Ekonom: Indonesia Tak akan Pernah Jadi Industri Besar Bila Terus Ekspor Batu Bara

Kapal tongkang pengangkut batu bara lepas jangkar di Perairan Bojonegara, Serang, Banten, Kamis (21/10/2021). Ekspor batu bara menjadi penyumbang terbesar dengan kontribusi mencapai 70,33 persen dan kenaikan hingga 168,89 persen. (Liputan6.com/Angga Yuniar)

Liputan6.com, Jakarta – Economic Researcher Firdha Anisa Najiya mendukung kebijakan pemerintah yang melarang kegiatan ekspor batu bara pada 1-31 Januari 2022. Sebab, Indonesia dinilai tidak akan pernah bisa jadi negara industri bila bahan baku mentahnya terus dikirim ke luar negeri.

“Indonesia tidak akan pernah jadi industri bila bahan baku mentahnya seperti batu bara terus diekspor,” kecam Firdha dalam sesi webinar bersama Megawati Institute, Minggu (9/1/2022).
Firdha lantas menyoroti Direktorat Jenderal Mineral dan Batu bara, Kementerian Energi dan Sumber Daya Mineral (ESDM) pada 2020, dimana Indonesia punya sumber daya batu bara sebesar 143,7 miliar ton.

Dengan besaran cadangan mencapai 38,8 miliar ton, asumsi produksi 600 juta ton per tahun, dan kecukupan cadangan selama 65 tahun, jika tidak ada penambahan cadangan batu bara.

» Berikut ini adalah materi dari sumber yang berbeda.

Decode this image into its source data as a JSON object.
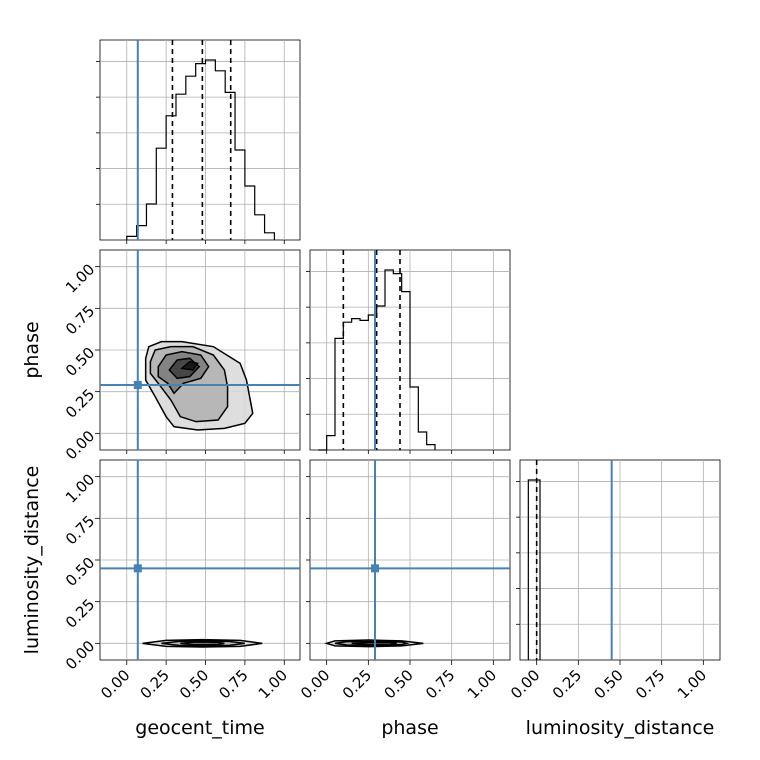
{
  "chart_data": {
    "type": "corner",
    "parameters": [
      "geocent_time",
      "phase",
      "luminosity_distance"
    ],
    "axis_labels": {
      "geocent_time": "geocent_time",
      "phase": "phase",
      "luminosity_distance": "luminosity_distance"
    },
    "ticks": [
      0.0,
      0.25,
      0.5,
      0.75,
      1.0
    ],
    "tick_labels": [
      "0.00",
      "0.25",
      "0.50",
      "0.75",
      "1.00"
    ],
    "grid": true,
    "colors": {
      "truth": "#4682b4",
      "histogram": "#000000",
      "contour": "#000000",
      "grid": "#b0b0b0"
    },
    "ranges": {
      "geocent_time": [
        -0.17,
        1.1
      ],
      "phase": [
        -0.1,
        1.1
      ],
      "luminosity_distance": [
        -0.1,
        1.1
      ]
    },
    "truths": {
      "geocent_time": 0.07,
      "phase": 0.29,
      "luminosity_distance": 0.45
    },
    "quantiles": {
      "geocent_time": [
        0.29,
        0.48,
        0.66
      ],
      "phase": [
        0.1,
        0.3,
        0.44
      ],
      "luminosity_distance": [
        0.0
      ]
    },
    "histograms": {
      "geocent_time": {
        "bin_edges": [
          0.0,
          0.0625,
          0.125,
          0.1875,
          0.25,
          0.3125,
          0.375,
          0.4375,
          0.5,
          0.5625,
          0.625,
          0.6875,
          0.75,
          0.8125,
          0.875,
          0.9375
        ],
        "counts": [
          0.02,
          0.08,
          0.2,
          0.51,
          0.69,
          0.81,
          0.91,
          0.98,
          1.0,
          0.94,
          0.82,
          0.5,
          0.3,
          0.14,
          0.04
        ]
      },
      "phase": {
        "bin_edges": [
          -0.05,
          0.0,
          0.05,
          0.1,
          0.15,
          0.2,
          0.25,
          0.3,
          0.35,
          0.4,
          0.45,
          0.5,
          0.55,
          0.6,
          0.65
        ],
        "counts": [
          0.0,
          0.08,
          0.62,
          0.71,
          0.73,
          0.72,
          0.75,
          0.8,
          1.0,
          0.98,
          0.88,
          0.35,
          0.1,
          0.03
        ]
      },
      "luminosity_distance": {
        "bin_edges": [
          -0.05,
          0.02
        ],
        "counts": [
          1.0
        ]
      }
    },
    "contours": {
      "phase_vs_geocent_time": {
        "levels": [
          [
            [
              0.12,
              0.45
            ],
            [
              0.14,
              0.52
            ],
            [
              0.22,
              0.55
            ],
            [
              0.35,
              0.55
            ],
            [
              0.55,
              0.52
            ],
            [
              0.72,
              0.42
            ],
            [
              0.76,
              0.32
            ],
            [
              0.8,
              0.12
            ],
            [
              0.75,
              0.06
            ],
            [
              0.62,
              0.03
            ],
            [
              0.45,
              0.02
            ],
            [
              0.3,
              0.04
            ],
            [
              0.25,
              0.1
            ],
            [
              0.18,
              0.22
            ],
            [
              0.12,
              0.32
            ]
          ],
          [
            [
              0.15,
              0.43
            ],
            [
              0.18,
              0.5
            ],
            [
              0.28,
              0.52
            ],
            [
              0.42,
              0.52
            ],
            [
              0.55,
              0.47
            ],
            [
              0.62,
              0.38
            ],
            [
              0.64,
              0.28
            ],
            [
              0.64,
              0.16
            ],
            [
              0.58,
              0.08
            ],
            [
              0.44,
              0.07
            ],
            [
              0.34,
              0.1
            ],
            [
              0.28,
              0.2
            ],
            [
              0.2,
              0.3
            ],
            [
              0.15,
              0.36
            ]
          ],
          [
            [
              0.2,
              0.4
            ],
            [
              0.25,
              0.47
            ],
            [
              0.35,
              0.49
            ],
            [
              0.47,
              0.47
            ],
            [
              0.52,
              0.4
            ],
            [
              0.47,
              0.33
            ],
            [
              0.36,
              0.3
            ],
            [
              0.3,
              0.24
            ],
            [
              0.26,
              0.3
            ],
            [
              0.2,
              0.34
            ]
          ],
          [
            [
              0.27,
              0.38
            ],
            [
              0.32,
              0.44
            ],
            [
              0.4,
              0.45
            ],
            [
              0.46,
              0.4
            ],
            [
              0.4,
              0.34
            ],
            [
              0.32,
              0.33
            ]
          ],
          [
            [
              0.35,
              0.39
            ],
            [
              0.4,
              0.43
            ],
            [
              0.45,
              0.42
            ],
            [
              0.42,
              0.38
            ]
          ]
        ]
      },
      "luminosity_distance_vs_geocent_time": {
        "levels": [
          [
            [
              0.1,
              0.0
            ],
            [
              0.25,
              0.018
            ],
            [
              0.48,
              0.022
            ],
            [
              0.72,
              0.018
            ],
            [
              0.86,
              0.0
            ],
            [
              0.72,
              -0.018
            ],
            [
              0.48,
              -0.022
            ],
            [
              0.25,
              -0.018
            ]
          ],
          [
            [
              0.22,
              0.0
            ],
            [
              0.33,
              0.012
            ],
            [
              0.48,
              0.015
            ],
            [
              0.65,
              0.012
            ],
            [
              0.75,
              0.0
            ],
            [
              0.65,
              -0.012
            ],
            [
              0.48,
              -0.015
            ],
            [
              0.33,
              -0.012
            ]
          ],
          [
            [
              0.34,
              0.0
            ],
            [
              0.42,
              0.007
            ],
            [
              0.5,
              0.008
            ],
            [
              0.58,
              0.006
            ],
            [
              0.62,
              0.0
            ],
            [
              0.58,
              -0.006
            ],
            [
              0.5,
              -0.008
            ],
            [
              0.42,
              -0.007
            ]
          ]
        ]
      },
      "luminosity_distance_vs_phase": {
        "levels": [
          [
            [
              0.0,
              0.0
            ],
            [
              0.05,
              0.015
            ],
            [
              0.25,
              0.02
            ],
            [
              0.45,
              0.015
            ],
            [
              0.58,
              0.0
            ],
            [
              0.45,
              -0.015
            ],
            [
              0.25,
              -0.02
            ],
            [
              0.05,
              -0.015
            ]
          ],
          [
            [
              0.05,
              0.0
            ],
            [
              0.12,
              0.01
            ],
            [
              0.3,
              0.012
            ],
            [
              0.45,
              0.008
            ],
            [
              0.48,
              0.0
            ],
            [
              0.45,
              -0.008
            ],
            [
              0.3,
              -0.012
            ],
            [
              0.12,
              -0.01
            ]
          ],
          [
            [
              0.15,
              0.0
            ],
            [
              0.25,
              0.006
            ],
            [
              0.38,
              0.006
            ],
            [
              0.42,
              0.0
            ],
            [
              0.38,
              -0.006
            ],
            [
              0.25,
              -0.006
            ]
          ]
        ]
      }
    }
  }
}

“Indonesia dikaruniai sumber daya alam batu bara melimpah, yang bisa memenuhi kecukupan cadangan sampai 64 tahun. Tapi apakah itu bisa mengantarkan Indonesia ke kemakmuran optimal?” sebutnya.

Cadangan Devisa

Kapal tongkang pengangkut batu bara lepas jangkar di Perairan Bojonegara, Serang, Banten, Kamis (21/10/2021). Badan Pusat Statistik (BPS) mencatat ekspor produk pertambangan dan lainnya pada September 2021 mencapai USD 3,77 miliar. (Liputan6.com/Angga Yuniar)

Argumen itu dikeluarkannya lantaran pemanfaatan batu bara untuk kebutuhan domestik masih sangat minim. Dari total produksi 550 juta ton di 2020, sekitar 75 persen atau 395 juta ton diekspor ke luar negeri. Sementara pemakaian untuk kebutuhan dalam negeri hanya dipasok 155 juta ton, atau sekitar 28 persen.

Mayoritas pemanfaatan dalam negeri dipakai untuk pembangkit listrik sebesar 109 juta ton. Sedangkan 46 juta ton diantaranya dialokasikan untuk kebutuhan industri, dan hilirisasi industri hanya 0,4 juta ton atau kurang dari 1 persen.

Menurut dia, ekspor batu bara secara langsung memang memberikan cadangan devisa melimpah bagi pemerintah. Tapi di sisi lain, Indonesia juga harus berhadapan dengan potensi kerusakan alam.

“Padahal, dengan adanya hilirisasi, ini seharusnya bisa memberikan gebrakan lebih dibanding melakukan eksploitasi kemudian diekspor. Kita bisa menghasilkan DME, karbon aktif, gas alam sintetis, bahan bakar sintetis, hingga amonia, urea dan peledak,” tuturnya.